A young woman told her mother how difficult things were for her. She did not know how she was going to make it and felt like giving up.
Her mother took her to the kitchen and filled three pots with water. Soon the water started boiling. In the first pot, she placed carrots.
In the second, she put eggs.
And in the third, she placed coffee beans.
She let them sit and boil.
In about twenty minutes, she turned off the burners. She fished the carrots out and placed them on a plate. She pulled the eggs out and placed them in a bowl. Then she ladled the coffee out and placed it in a mug. Turning to her daughter, she asked, "What do you see?" "Carrots, eggs, and coffee," her daughter replied. Her mother handed her some carrots. They were soft. The mother then asked the daughter to take an egg and break it. After pulling off the shell, she observed that the egg was now hard boiled. Then the mother asked the daughter to sip the coffee. The daughter smiled as she tasted its rich aroma.
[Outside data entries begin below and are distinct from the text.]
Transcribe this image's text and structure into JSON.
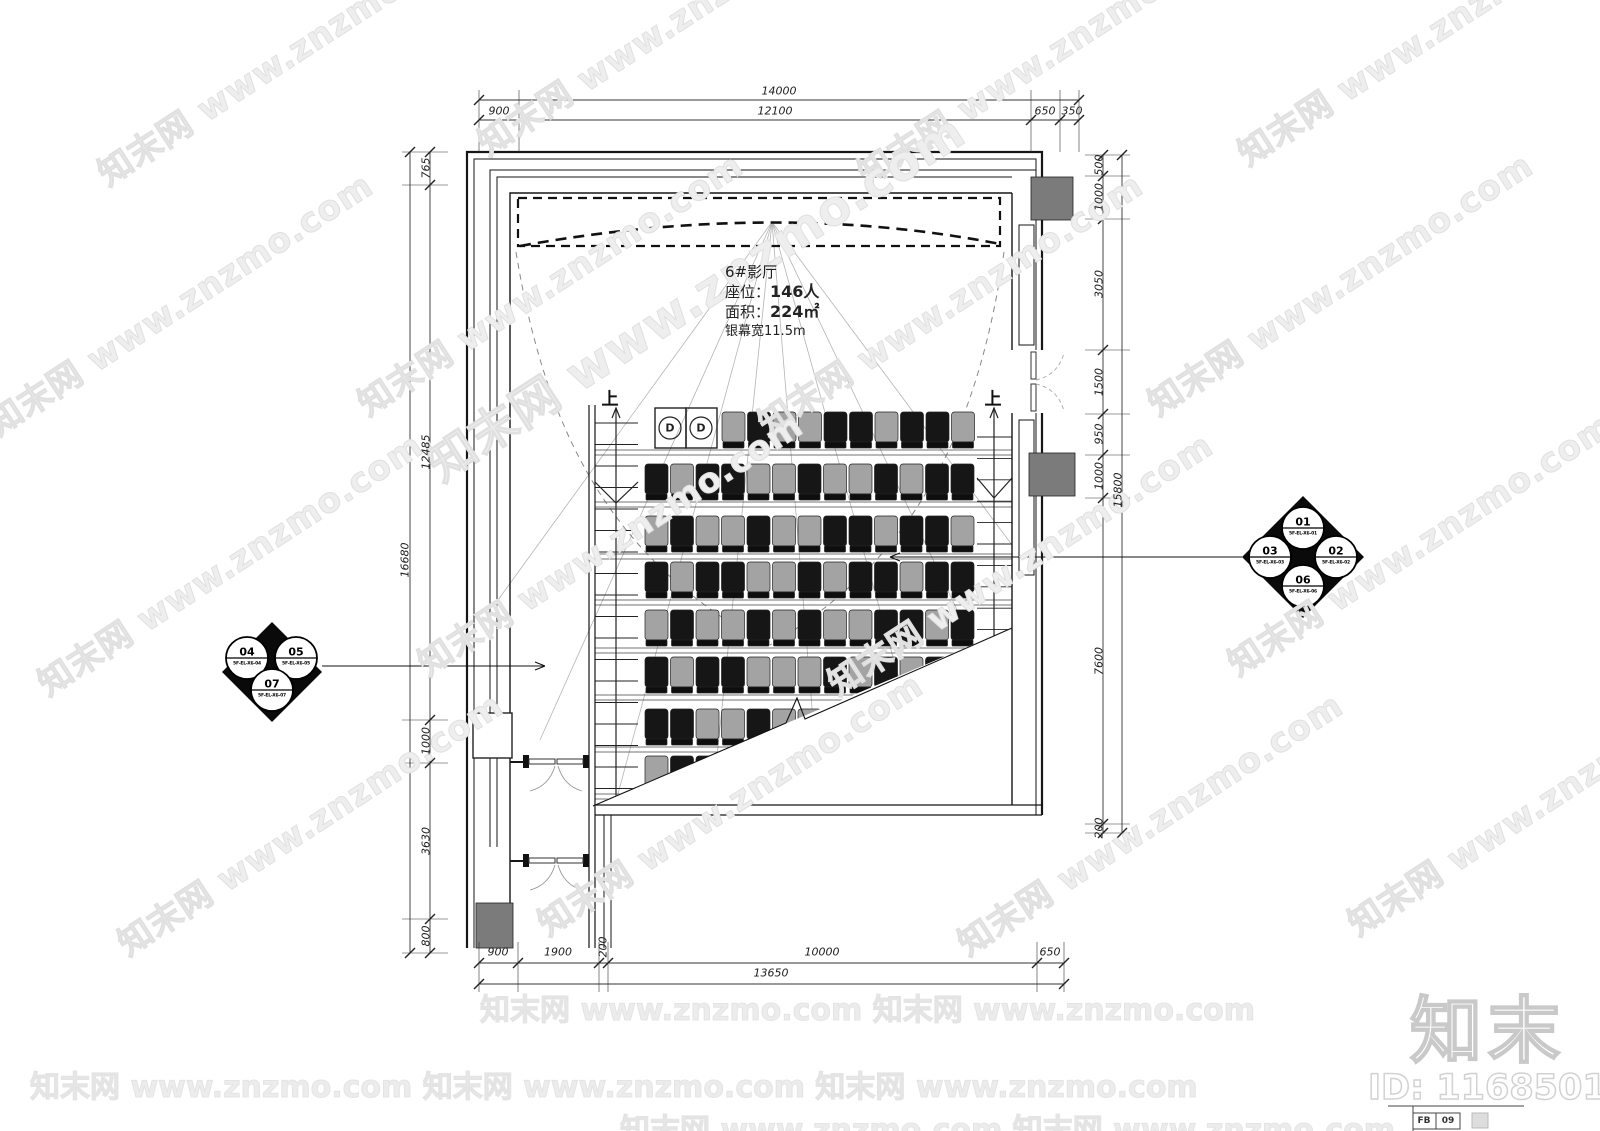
{
  "room_info": {
    "title": "6#影厅",
    "seats_label": "座位：",
    "seats_value": "146人",
    "area_label": "面积：",
    "area_value": "224㎡",
    "screen_label": "银幕宽",
    "screen_value": "11.5m"
  },
  "stairs": {
    "left_up": "上",
    "right_up": "上"
  },
  "accessible_seats_label": "D",
  "dimensions": {
    "top": {
      "overall": "14000",
      "segments": [
        "900",
        "12100",
        "650",
        "350"
      ]
    },
    "bottom": {
      "overall": "13650",
      "segments": [
        "900",
        "1900",
        "200",
        "10000",
        "650"
      ]
    },
    "left": {
      "overall": "16680",
      "segments": [
        "765",
        "12485",
        "1000",
        "3630",
        "800"
      ]
    },
    "right": {
      "overall": "15800",
      "segments": [
        "500",
        "1000",
        "3050",
        "1500",
        "950",
        "1000",
        "7600",
        "200"
      ]
    }
  },
  "callouts": {
    "right_cluster": [
      {
        "num": "01",
        "ref": "5F-EL-X6-01"
      },
      {
        "num": "02",
        "ref": "5F-EL-X6-02"
      },
      {
        "num": "03",
        "ref": "5F-EL-X6-03"
      },
      {
        "num": "06",
        "ref": "5F-EL-X6-06"
      }
    ],
    "left_cluster": [
      {
        "num": "04",
        "ref": "5F-EL-X6-04"
      },
      {
        "num": "05",
        "ref": "5F-EL-X6-05"
      },
      {
        "num": "07",
        "ref": "5F-EL-X6-07"
      }
    ]
  },
  "watermark": {
    "text": "知末网 www.znzmo.com"
  },
  "branding": {
    "logo": "知末",
    "id": "ID: 1168501527"
  },
  "titleblock": {
    "cell1": "FB",
    "cell2": "09"
  },
  "seating": {
    "dark_color": "#161616",
    "gray_color": "#a3a3a3",
    "back_color": "#0e0e0e",
    "rows": [
      {
        "y": 412,
        "x0": 722,
        "pattern": "gdggddgddg"
      },
      {
        "y": 464,
        "x0": 645,
        "pattern": "dgddggdggdgdd"
      },
      {
        "y": 516,
        "x0": 645,
        "pattern": "gdggdggddgddg"
      },
      {
        "y": 562,
        "x0": 645,
        "pattern": "dgddggdgddgdd"
      },
      {
        "y": 610,
        "x0": 645,
        "pattern": "gdggdgdggddgd"
      },
      {
        "y": 657,
        "x0": 645,
        "pattern": "dgddgggdgdgdd"
      },
      {
        "y": 709,
        "x0": 645,
        "pattern": "ddggdggddggdd"
      },
      {
        "y": 756,
        "x0": 645,
        "pattern": "gddggddgdggdd"
      }
    ]
  }
}
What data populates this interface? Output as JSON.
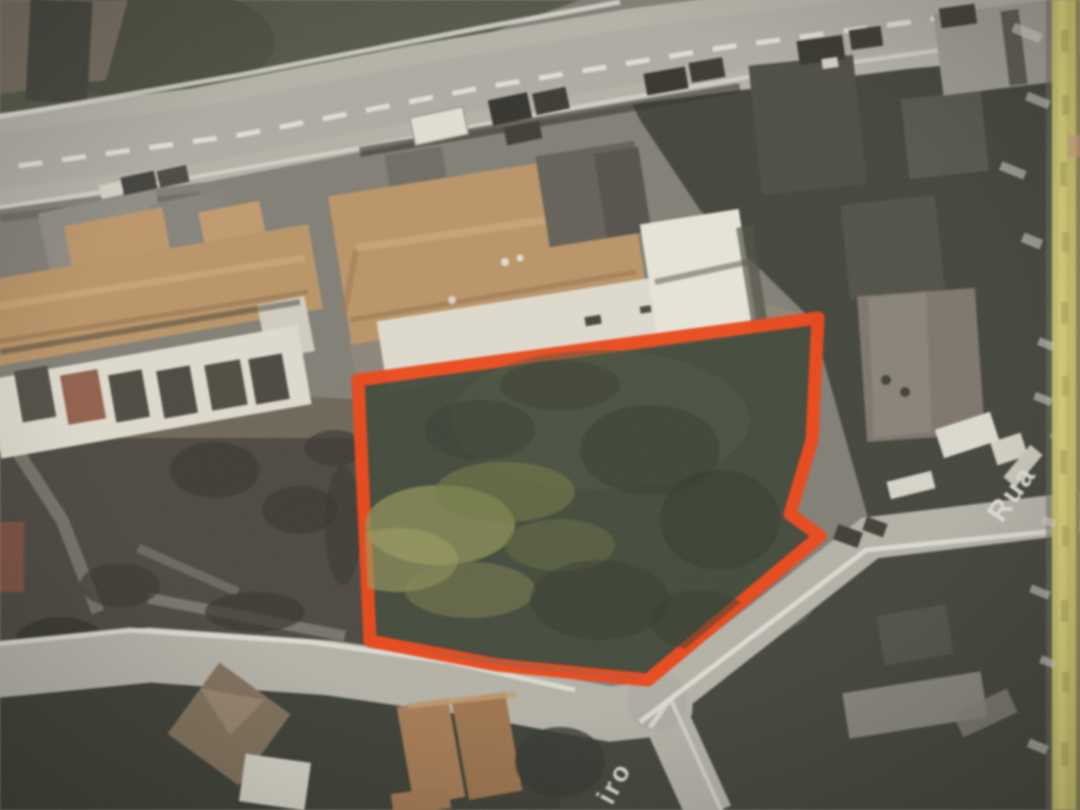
{
  "photo": {
    "description": "Photographed aerial satellite map with a vacant land parcel outlined in red, bordered by roads and tile-roofed buildings"
  },
  "streets": {
    "right_label": "Rua",
    "bottom_label": "iro"
  },
  "parcel": {
    "points_str": "358,380 818,318 812,440 790,514 820,536 648,680 497,665 370,641",
    "outline_color": "#f2400f",
    "fill_color": "#3a4232"
  },
  "colors": {
    "road": "#b6b3aa",
    "road_marking": "#eceae2",
    "vegetation_dark": "#3b3e35",
    "scrub_dark": "#45413a",
    "dirt": "#6a6153",
    "roof_tan": "#bd9364",
    "roof_orange": "#a6784f",
    "building_white": "#e4e0d3",
    "page_edge_yellow": "#cbc369",
    "street_label": "#e9e7de",
    "parcel_highlight": "#8e9054"
  }
}
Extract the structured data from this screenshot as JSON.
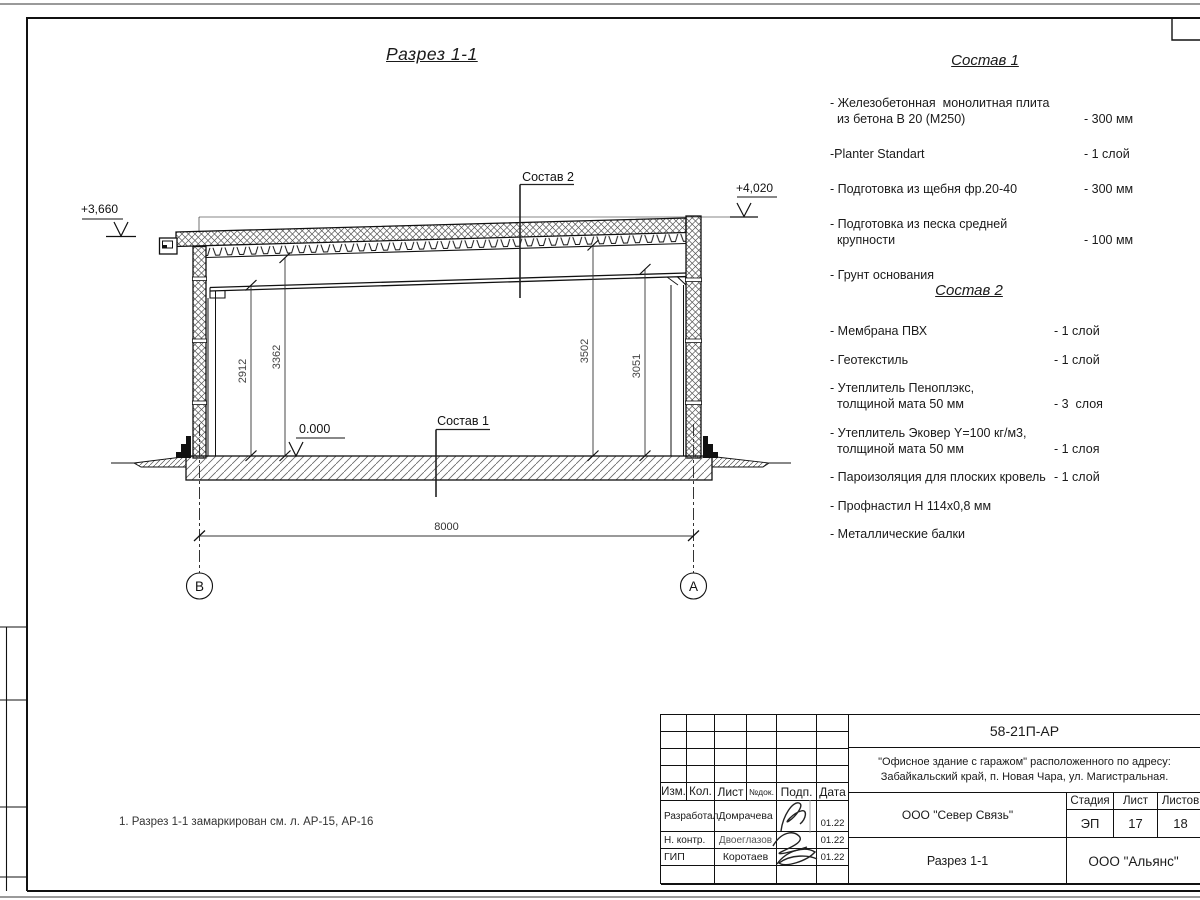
{
  "section": {
    "title": "Разрез 1-1",
    "elev_left": "+3,660",
    "elev_right": "+4,020",
    "elev_floor": "0.000",
    "dim_left_inner": "2912",
    "dim_left_outer": "3362",
    "dim_right_outer": "3502",
    "dim_right_inner": "3051",
    "dim_span": "8000",
    "axis_left": "В",
    "axis_right": "А",
    "ref_sostav2": "Состав 2",
    "ref_sostav1": "Состав 1",
    "note": "1. Разрез 1-1 замаркирован см. л. АР-15, АР-16"
  },
  "sostav1": {
    "title": "Состав 1",
    "items": [
      {
        "name": "- Железобетонная  монолитная плита\n  из бетона В 20 (М250)",
        "value": "- 300 мм"
      },
      {
        "name": "-Planter Standart",
        "value": "- 1 слой"
      },
      {
        "name": "- Подготовка из щебня фр.20-40",
        "value": "- 300 мм"
      },
      {
        "name": "- Подготовка из песка средней\n  крупности",
        "value": "- 100 мм"
      },
      {
        "name": "- Грунт основания",
        "value": ""
      }
    ]
  },
  "sostav2": {
    "title": "Состав 2",
    "items": [
      {
        "name": "- Мембрана ПВХ",
        "value": "- 1 слой"
      },
      {
        "name": "- Геотекстиль",
        "value": "- 1 слой"
      },
      {
        "name": "- Утеплитель Пеноплэкс,\n  толщиной мата 50 мм",
        "value": "- 3  слоя"
      },
      {
        "name": "- Утеплитель Эковер Y=100 кг/м3,\n  толщиной мата 50 мм",
        "value": "- 1 слоя"
      },
      {
        "name": "- Пароизоляция для плоских кровель",
        "value": "- 1 слой"
      },
      {
        "name": "- Профнастил Н 114х0,8 мм",
        "value": ""
      },
      {
        "name": "- Металлические балки",
        "value": ""
      }
    ]
  },
  "titleblock": {
    "doc_number": "58-21П-АР",
    "project": "\"Офисное здание с гаражом\" расположенного по адресу:\nЗабайкальский край, п. Новая Чара, ул. Магистральная.",
    "header": {
      "izm": "Изм.",
      "kol": "Кол.",
      "list": "Лист",
      "ndok": "№док.",
      "podp": "Подп.",
      "data": "Дата"
    },
    "rows": [
      {
        "role": "Разработал",
        "name": "Домрачева",
        "date": "01.22"
      },
      {
        "role": "Н. контр.",
        "name": "Двоеглазов",
        "date": "01.22"
      },
      {
        "role": "ГИП",
        "name": "Коротаев",
        "date": "01.22"
      }
    ],
    "company": "ООО \"Север Связь\"",
    "sheet_title": "Разрез 1-1",
    "firm": "ООО \"Альянс\"",
    "stage_label": "Стадия",
    "sheet_label": "Лист",
    "sheets_label": "Листов",
    "stage": "ЭП",
    "sheet": "17",
    "sheets": "18"
  }
}
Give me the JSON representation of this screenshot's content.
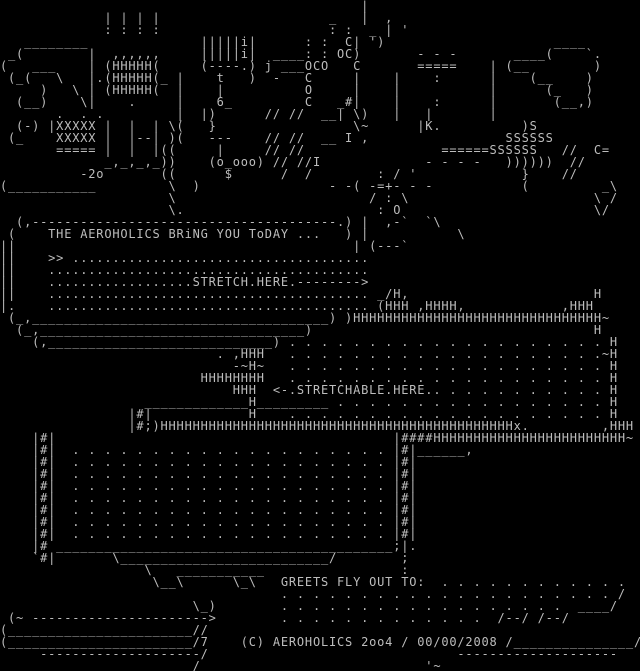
{
  "colors": {
    "background": "#000000",
    "foreground": "#bdbdbd"
  },
  "texts": {
    "intro_line": "THE AEROHOLICS BRiNG YOU ToDAY ...",
    "stretch_label": ".STRETCH.HERE.",
    "stretchable_label": "<-.STRETCHABLE.HERE.",
    "greets_label": "GREETS FLY OUT TO:",
    "copyright_line": "(C) AEROHOLICS 2oo4 / 00/00/2008"
  },
  "art": {
    "logo": "                                             |\n             | | | |                     _   |  ,\n             : : : :                     : :  _ | '\n   ________              |||||i|      : :  C| ')                     ____\n _(        |  ,,,,,,     |||||i|  ____: : OC)       - - -       ____(    `.\n(   ___    | (HHHHH(     (----.) j ___OCO   C       =====    | (__        )\n (_(   \\   |.(HHHHH(_ |    t   )  -   C     |    |    :      |    (__    )\n     )   \\ | (HHHHH(  |    |          O     |    |           |      (_   )\n  (__)    \\|    .     |    6_         C   _#|    |    :      |       (__,)\n       .  . .         |  |)      // //  __| \\)   |   |       |\n  (-) |XXXXX |  |  | \\(   }                 \\~      |K.          )S\n (_    XXXXX |  |--| )(   ---    // //  __ I ,                 SSSSSS\n       ===== |  |  |((     |     // //                 ======SSSSSS   //  C=\n             _,_,_,_))    (o_ooo) // //I             - - - -   ))))))  //\n          -2o       ((      $      /  /        : / '             }    //\n(___________         \\  )                - -( -=+- - -           (         _\\\n                     \\                        / : \\                       \\ /\n                     \\.                        : O                        \\/",
    "intro_box": "  (,--------------------------------------.) |  ,-`  `\\\n (    THE AEROHOLICS BRiNG YOU ToDAY ...   ) |           \\\n||                                          | (---`\n||    >> .....................................\n||    ........................................\n||    ..................STRETCH.HERE.-------->\n||    ........................................ _/H,                       H\n|.    ........................................ (HHH ,HHHH,            ,HHH\n (_,_____________________________________) )HHHHHHHHHHHHHHHHHHHHHHHHHHHHHHH~\n  (_,_________________________________)                                   H",
    "stretch_area": "    (,____________________________) . . . . . . . . . . . . . . . . . . . . H\n                           . ,HHH   . . . . . . . . . . . . . . . . . . . .~H\n                             -~H~   . . . . . . . . . . . . . . . . . . . . H\n                         HHHHHHHH   . . . . . . . . . . . . . . . . . . . . H\n                             HHH  <-.STRETCHABLE.HERE.. . . . . . . . . . . H\n                  _____________H_________ . . . . . . . . . . . . . . . . . H\n                |#|            H    . . . . . . . . . . . . . . . . . . . . H\n                |#;)HHHHHHHHHHHHHHHHHHHHHHHHHHHHHHHHHHHHHHHHHHHHx.         ,HHH",
    "block_area": "    |#|                                          |####HHHHHHHHHHHHHHHHHHHHHHHH~\n    |#|  . . . . . . . . . . . . . . . . . . . . |#|______,\n    |#|  . . . . . . . . . . . . . . . . . . . . |#|\n    |#|  . . . . . . . . . . . . . . . . . . . . |#|\n    |#|  . . . . . . . . . . . . . . . . . . . . |#|\n    |#|  . . . . . . . . . . . . . . . . . . . . |#|\n    |#|  . . . . . . . . . . . . . . . . . . . . |#|\n    |#|  . . . . . . . . . . . . . . . . . . . . |#|\n    |#|  . . . . . . . . . . . . . . . . . . . . |#|\n    |# __________________________________________;|.\n    `#|       \\__________________________/        ;\n                  \\   ___________                 :",
    "greets": "                   \\__\\      \\_\\   GREETS FLY OUT TO:  . . . . . . . . . . . .\n                                   . . . . . . . . . . . . . . . . . . . . . /\n                        \\_)        . . . . . . . . . . . . . . . . . .  ____/\n (~ ---------------------->        . . . . . . . . . . . . .  /--/ /--/",
    "footer": "(_______________________//\n(_______________________/7    (C) AEROHOLICS 2oo4 / 00/00/2008 /_______________/\n     --------------------/                               --------------------\n                       _/                            '~"
  }
}
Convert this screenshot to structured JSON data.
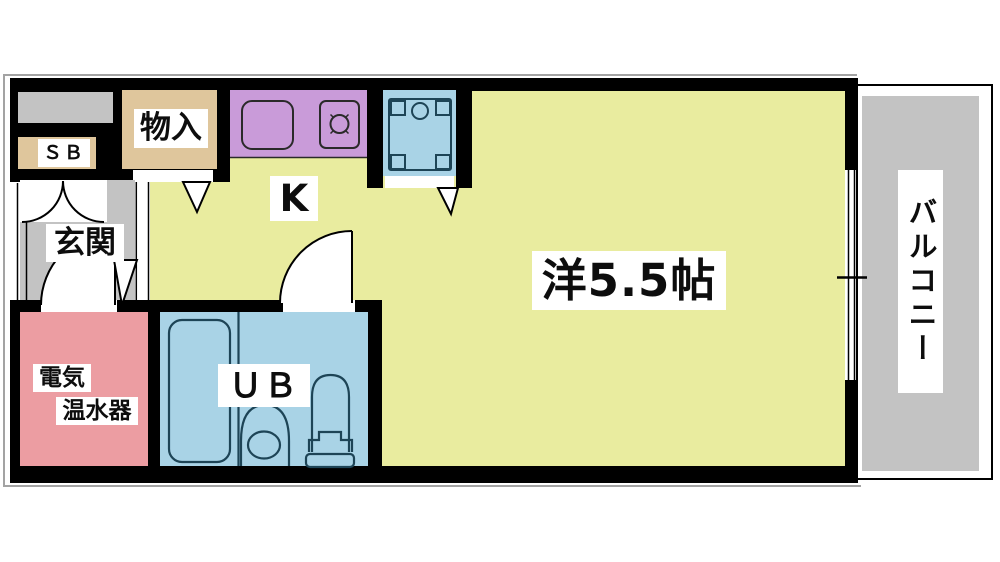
{
  "plan": {
    "title": "apartment-floor-plan",
    "labels": {
      "shoe_box": "ＳＢ",
      "storage": "物入",
      "kitchen": "K",
      "entrance": "玄関",
      "main_room": "洋5.5帖",
      "unit_bath": "ＵＢ",
      "water_heater_line1": "電気",
      "water_heater_line2": "温水器",
      "balcony": "バルコニー"
    },
    "colors": {
      "room_yellow": "#e9ec9f",
      "floor_gray": "#c3c3c3",
      "closet_tan": "#dfc69c",
      "counter_purple": "#c99bd9",
      "bath_blue": "#a9d3e6",
      "heater_pink": "#ec9da2",
      "wall_black": "#000000",
      "fixture_stroke": "#1d4456",
      "shadow_gray": "#a3a3a3"
    },
    "fixtures": [
      "kitchen-sink",
      "stove-burner",
      "washer-pan",
      "bathtub",
      "toilet",
      "vanity-sink",
      "sliding-window",
      "entrance-door",
      "closet-double-doors",
      "water-heater-door",
      "unit-bath-door"
    ]
  }
}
Then the daughter asked, "What does all this mean?" Her mother said that each of these had faced the same adversity --boiling water. But each reacted differently. "Which are you?" she asked her daughter. "When adversity knocks on your door, how do you respond? Are you a carrot, an egg or a coffee bean? Am I the carrot that seems strong, but with pain and adversity do I wilt and become soft and lose my strength? Am I the egg that starts with an open heart, but changes with the heat? Did I have a fluid spirit, but after a death, a break-up, a financial hardship or some other trial, have I become hardened and stiff? Or am I like the coffee bean? The bean actually changes the hot water -- the very circumstance that brings the pain. When the water gets hot, it releases the fragrance and flavor. If you are like the bean, when things are at their worst, you get better and change the situation around you. When the hour is the darkest and trials are their greatest, do you elevate yourself to another level? How do you handle adversity? Are you a carrot, an egg or a coffee bean?